Charlotte noticed water seeping into their house from under the kitchen door one morning. She opened the door and found a tangle of seaweed and a small crab on the porch. That wasn’t so remarkable in south Florida, where the line between land and water is changeable and indistinct.
Scott persuaded Marella to join a swim team with the promise that she could spend more time at the shore when they were confident of her swimming ability. She wasn’t fast, but she had endurance. She swam slow laps for hours after team practice. “Maybe you can swim to the Bahamas one day,” Scott said.
“Okay,” Marella said. She spent her seventh summer dancing in the waves at the beach. Each visit to the shore began the same way. Marella would walk into the shallow water up to her hips, spread her arms, and slowly spin, chanting Oscar’s name. She said that he had a surname as well; it was Egad.
* * *
The night disturbances began the following year.

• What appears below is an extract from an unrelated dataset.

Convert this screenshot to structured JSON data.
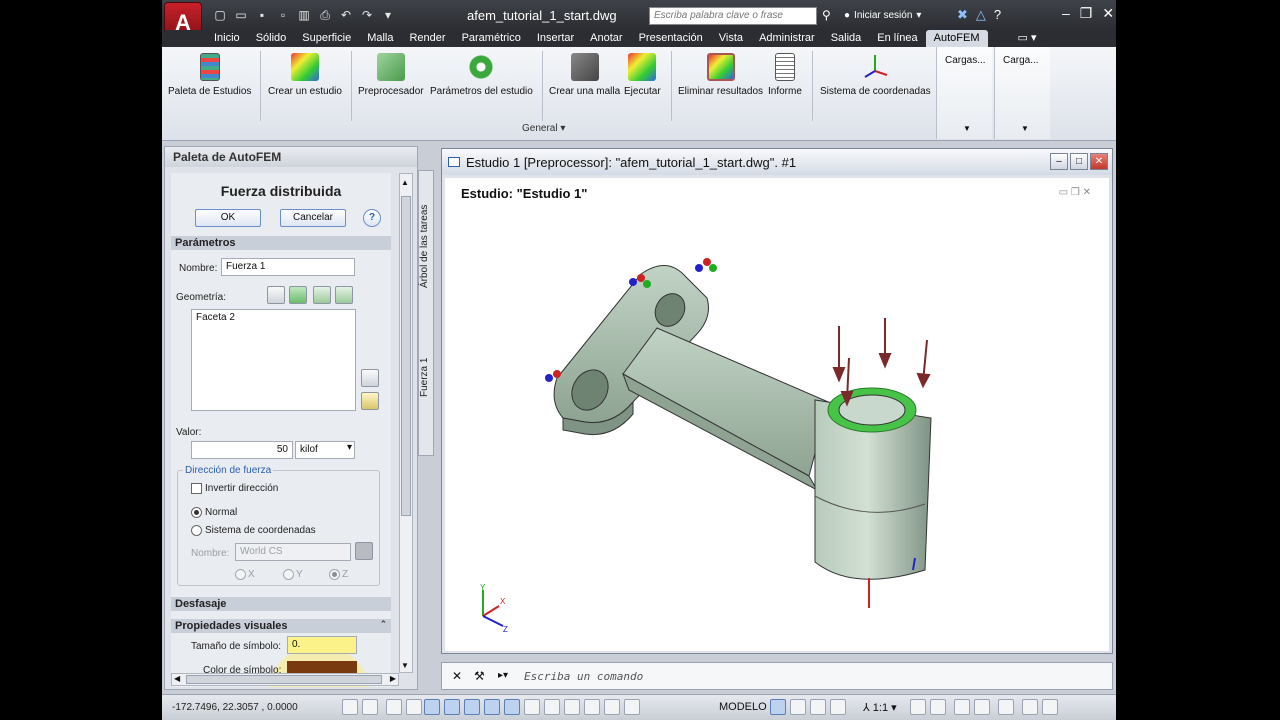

At first, Marella slept through the snorting and gagging without waking. Charlotte took her to a sleep lab to be tested for sleep apnea, but she didn’t show the symptoms when she slept away from home.
King tides — the seasonal high tides of spring and fall — began flooding the neighborhood, sometimes flowing into the house overnight. Charlotte and Scott rolled up the rugs and became careful not to leave anything on the terrazzo floor at night that could be damaged by salt water.
The sleep disturbances increased. Marella awakened gasping and coughing several times a week. “I felt a heavy weight on my whole body,” she said.